Dive Brief:
- A community bank trade group and four consumer groups are urging the Federal Deposit Insurance Corp. (FDIC) to reject Ford Motor Company’s request for an industrial loan company (ILC) charter.
- The car manufacturer, which submitted applications to the FDIC and the Utah Department of Financial Institutions last month, said it intends to launch Ford Credit Bank to focus on auto-related lending and help it promote adoption of electric vehicles in the U.S.
- The four consumer groups — the National Community Reinvestment Coalition, the National Consumer Law Center, Americans for Financial Reform Education Fund and the Center for Responsible Lending — called the company’s bid to use the charter to promote the electrification of its car fleet disingenuous, while the Independent Community Bankers of America (ICBA) said the ILC charter exploits a regulatory loophole.
Dive Insight:
With Ford Credit Bank, Ford aims to create “innovative and simplified banking solutions that enable electric vehicles to be accessible to all Americans,” the car company wrote in the application it submitted in July.
Ford said the bank will offer auto lending through indirect retail installment and lease contracts originated by auto dealers to finance electric vehicles. Ford Credit Bank will also have the capability to offer direct financing to consumers, the company said.
“The Bank will initially offer automotive financing of conventional vehicles for personal or commercial use,” Ford disclosed in its application. “Other products will include deposits accounts, loans to auto dealers and loans to help consumers and businesses finance automotive-related parts and accessories, including EV charging stations, over-the-air updates and EV infrastructure.”
But for opponents, Ford’s effort to establish a bank represents what they consider a “dangerous mix of commerce and banking.”
Granting deposit insurance to a Ford subsidiary would exacerbate the “ILC loophole,” according to the ICBA.
That loophole, the group argued, allows commercial and tech companies to own or acquire ILCs without being subject to the same federal supervision as traditional banks.

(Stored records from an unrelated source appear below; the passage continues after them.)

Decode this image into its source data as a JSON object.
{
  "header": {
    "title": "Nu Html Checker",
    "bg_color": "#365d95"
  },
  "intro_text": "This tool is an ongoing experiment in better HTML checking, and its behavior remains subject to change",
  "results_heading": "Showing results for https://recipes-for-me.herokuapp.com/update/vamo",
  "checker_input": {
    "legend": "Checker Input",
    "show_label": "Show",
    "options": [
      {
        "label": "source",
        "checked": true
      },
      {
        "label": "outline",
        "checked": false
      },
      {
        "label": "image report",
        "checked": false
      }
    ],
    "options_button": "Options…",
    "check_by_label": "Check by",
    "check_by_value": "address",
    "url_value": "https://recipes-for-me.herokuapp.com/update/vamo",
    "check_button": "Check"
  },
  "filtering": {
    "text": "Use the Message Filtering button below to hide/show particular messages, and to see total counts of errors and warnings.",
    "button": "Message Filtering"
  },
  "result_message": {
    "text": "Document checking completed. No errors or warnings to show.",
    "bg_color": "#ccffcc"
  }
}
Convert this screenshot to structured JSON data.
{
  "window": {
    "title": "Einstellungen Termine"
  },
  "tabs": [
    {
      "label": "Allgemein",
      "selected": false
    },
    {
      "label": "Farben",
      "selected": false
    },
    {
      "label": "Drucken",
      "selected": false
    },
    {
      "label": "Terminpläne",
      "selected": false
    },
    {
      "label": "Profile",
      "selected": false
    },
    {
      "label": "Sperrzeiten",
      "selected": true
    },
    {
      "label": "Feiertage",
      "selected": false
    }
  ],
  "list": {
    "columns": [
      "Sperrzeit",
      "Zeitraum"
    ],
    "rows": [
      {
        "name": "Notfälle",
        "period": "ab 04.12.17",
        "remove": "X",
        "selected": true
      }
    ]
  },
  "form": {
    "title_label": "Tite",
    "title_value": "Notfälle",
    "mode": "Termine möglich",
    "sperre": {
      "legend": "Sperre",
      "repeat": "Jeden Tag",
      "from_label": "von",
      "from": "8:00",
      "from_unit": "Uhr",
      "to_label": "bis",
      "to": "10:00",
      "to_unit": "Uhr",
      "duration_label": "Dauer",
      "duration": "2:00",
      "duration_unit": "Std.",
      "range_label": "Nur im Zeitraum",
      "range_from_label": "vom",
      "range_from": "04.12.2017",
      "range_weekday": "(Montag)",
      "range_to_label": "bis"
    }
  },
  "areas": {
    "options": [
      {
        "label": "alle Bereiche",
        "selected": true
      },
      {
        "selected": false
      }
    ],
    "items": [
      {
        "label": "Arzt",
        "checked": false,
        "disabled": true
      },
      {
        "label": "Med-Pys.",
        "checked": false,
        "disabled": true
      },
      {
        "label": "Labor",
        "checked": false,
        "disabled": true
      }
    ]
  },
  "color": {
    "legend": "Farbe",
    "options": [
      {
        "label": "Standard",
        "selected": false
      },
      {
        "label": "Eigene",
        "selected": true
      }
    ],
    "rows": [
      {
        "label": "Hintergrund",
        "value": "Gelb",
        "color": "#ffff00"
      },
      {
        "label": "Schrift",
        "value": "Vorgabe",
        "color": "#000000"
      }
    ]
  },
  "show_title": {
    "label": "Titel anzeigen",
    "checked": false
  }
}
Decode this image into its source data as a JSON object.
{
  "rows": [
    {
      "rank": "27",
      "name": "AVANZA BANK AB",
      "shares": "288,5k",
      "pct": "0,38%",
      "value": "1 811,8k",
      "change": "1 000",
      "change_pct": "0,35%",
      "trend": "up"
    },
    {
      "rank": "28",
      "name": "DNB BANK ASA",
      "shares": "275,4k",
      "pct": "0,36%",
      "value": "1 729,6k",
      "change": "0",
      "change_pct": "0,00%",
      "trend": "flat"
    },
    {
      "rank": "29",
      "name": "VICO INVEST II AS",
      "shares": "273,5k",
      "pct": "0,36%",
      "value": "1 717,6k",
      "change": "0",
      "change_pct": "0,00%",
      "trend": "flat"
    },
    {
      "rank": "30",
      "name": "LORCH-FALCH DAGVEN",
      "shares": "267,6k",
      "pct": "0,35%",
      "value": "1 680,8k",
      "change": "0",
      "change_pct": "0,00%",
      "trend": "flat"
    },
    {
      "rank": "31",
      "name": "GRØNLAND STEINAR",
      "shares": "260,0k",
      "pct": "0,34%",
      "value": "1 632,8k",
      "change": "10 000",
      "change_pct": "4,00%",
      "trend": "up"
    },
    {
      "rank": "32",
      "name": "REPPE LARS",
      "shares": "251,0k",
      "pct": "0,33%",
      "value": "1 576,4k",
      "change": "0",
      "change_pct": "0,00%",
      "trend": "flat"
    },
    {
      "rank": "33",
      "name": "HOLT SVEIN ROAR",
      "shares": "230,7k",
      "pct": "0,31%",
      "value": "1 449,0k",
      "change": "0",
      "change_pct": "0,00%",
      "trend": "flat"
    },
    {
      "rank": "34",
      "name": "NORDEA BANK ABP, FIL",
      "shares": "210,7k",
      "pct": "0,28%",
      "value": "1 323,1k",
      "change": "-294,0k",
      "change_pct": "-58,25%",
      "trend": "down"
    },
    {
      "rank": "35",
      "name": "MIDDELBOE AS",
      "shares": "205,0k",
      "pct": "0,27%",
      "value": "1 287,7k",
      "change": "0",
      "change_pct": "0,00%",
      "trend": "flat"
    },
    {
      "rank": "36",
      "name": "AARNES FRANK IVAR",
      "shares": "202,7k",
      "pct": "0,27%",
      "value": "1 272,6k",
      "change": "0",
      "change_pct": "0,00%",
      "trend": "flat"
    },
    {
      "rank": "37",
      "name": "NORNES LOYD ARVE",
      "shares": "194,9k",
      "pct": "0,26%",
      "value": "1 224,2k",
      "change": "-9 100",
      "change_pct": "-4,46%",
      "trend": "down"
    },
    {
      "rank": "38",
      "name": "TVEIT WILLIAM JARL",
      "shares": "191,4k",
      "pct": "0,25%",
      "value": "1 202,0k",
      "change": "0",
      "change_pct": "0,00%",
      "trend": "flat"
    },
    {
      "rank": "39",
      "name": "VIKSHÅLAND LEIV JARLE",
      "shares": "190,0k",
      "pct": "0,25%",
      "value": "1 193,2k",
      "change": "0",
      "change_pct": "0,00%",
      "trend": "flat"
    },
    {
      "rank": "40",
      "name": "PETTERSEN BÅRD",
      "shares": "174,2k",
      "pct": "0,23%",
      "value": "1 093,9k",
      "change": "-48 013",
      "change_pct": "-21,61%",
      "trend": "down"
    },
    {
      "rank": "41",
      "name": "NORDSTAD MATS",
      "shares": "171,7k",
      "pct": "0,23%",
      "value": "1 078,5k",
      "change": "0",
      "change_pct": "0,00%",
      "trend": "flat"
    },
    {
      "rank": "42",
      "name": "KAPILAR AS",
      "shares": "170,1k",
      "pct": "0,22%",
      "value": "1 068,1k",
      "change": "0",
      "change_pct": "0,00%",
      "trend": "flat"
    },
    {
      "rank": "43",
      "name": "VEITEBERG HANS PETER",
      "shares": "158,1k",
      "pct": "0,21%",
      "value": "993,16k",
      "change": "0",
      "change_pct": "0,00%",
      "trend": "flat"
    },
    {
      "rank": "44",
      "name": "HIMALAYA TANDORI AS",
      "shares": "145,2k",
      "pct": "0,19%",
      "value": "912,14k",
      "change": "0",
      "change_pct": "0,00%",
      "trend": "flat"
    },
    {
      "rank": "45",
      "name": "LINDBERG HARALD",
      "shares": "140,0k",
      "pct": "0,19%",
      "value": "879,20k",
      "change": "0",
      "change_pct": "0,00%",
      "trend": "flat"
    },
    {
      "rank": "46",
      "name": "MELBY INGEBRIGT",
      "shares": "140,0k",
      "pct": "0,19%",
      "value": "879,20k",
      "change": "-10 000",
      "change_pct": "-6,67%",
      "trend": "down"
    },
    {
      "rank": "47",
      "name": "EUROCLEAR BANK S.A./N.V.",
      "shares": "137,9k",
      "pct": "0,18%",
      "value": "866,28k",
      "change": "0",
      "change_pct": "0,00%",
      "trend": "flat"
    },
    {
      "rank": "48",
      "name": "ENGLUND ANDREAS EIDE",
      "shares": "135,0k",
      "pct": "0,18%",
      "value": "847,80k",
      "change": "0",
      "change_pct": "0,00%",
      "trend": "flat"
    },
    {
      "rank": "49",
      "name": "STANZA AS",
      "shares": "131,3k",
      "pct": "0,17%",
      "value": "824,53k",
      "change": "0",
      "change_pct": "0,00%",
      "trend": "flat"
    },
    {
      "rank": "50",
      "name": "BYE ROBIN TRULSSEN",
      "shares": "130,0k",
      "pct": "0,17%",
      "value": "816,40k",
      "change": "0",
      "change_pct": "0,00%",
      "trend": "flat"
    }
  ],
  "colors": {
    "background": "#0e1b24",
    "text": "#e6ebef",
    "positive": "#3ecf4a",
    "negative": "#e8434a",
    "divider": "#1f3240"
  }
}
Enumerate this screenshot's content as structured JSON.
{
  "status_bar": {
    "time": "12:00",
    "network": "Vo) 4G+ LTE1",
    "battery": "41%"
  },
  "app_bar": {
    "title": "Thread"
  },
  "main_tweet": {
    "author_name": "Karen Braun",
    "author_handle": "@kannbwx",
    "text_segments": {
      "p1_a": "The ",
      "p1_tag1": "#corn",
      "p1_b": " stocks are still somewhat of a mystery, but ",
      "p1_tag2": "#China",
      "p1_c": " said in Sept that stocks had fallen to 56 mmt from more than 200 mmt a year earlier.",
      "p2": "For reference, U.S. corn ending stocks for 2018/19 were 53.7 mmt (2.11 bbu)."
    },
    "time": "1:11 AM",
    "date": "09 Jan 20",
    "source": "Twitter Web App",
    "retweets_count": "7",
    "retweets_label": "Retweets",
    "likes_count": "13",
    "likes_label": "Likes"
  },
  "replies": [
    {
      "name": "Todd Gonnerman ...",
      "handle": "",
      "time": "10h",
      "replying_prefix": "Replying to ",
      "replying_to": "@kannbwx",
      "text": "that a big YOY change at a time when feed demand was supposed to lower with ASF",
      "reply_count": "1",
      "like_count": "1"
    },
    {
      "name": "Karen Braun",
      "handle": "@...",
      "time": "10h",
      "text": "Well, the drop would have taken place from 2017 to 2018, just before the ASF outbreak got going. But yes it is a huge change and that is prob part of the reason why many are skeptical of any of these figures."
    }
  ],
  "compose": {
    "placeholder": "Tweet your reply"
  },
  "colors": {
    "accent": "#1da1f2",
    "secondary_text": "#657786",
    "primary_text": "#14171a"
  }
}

“While ICBA and community bankers continue calling on Congress to close the industrial loan company loophole, Ford’s application to form a new ILC that lacks consolidated oversight would only put the Deposit Insurance Fund and consumers at greater risk,” ICBA CEO Rebeca Romero Rainey said in a statement. "Any company that wishes to own a full-service bank should be subject to the same restrictions and supervision that apply to any other bank holding company."
In a joint letter to the FDIC, consumer groups said Ford is already committed to the electrification of its car fleet, and argued a car company with a bank charter poses certain privacy risks to consumers.
“Ford Motor EVs are connected devices that can download and upload data,” the groups wrote. “Consumer data is shared between Ford Motor and Ford Credit. Information is sold to third parties. Incursions on consumer privacy match the standard practices of Big Tech firms.”
The groups also took issue with Ford’s community reinvestment plan, calling the proposal “wholly inadequate given its size and under the definition of a limited-purpose bank whose model guidelines it does not meet.”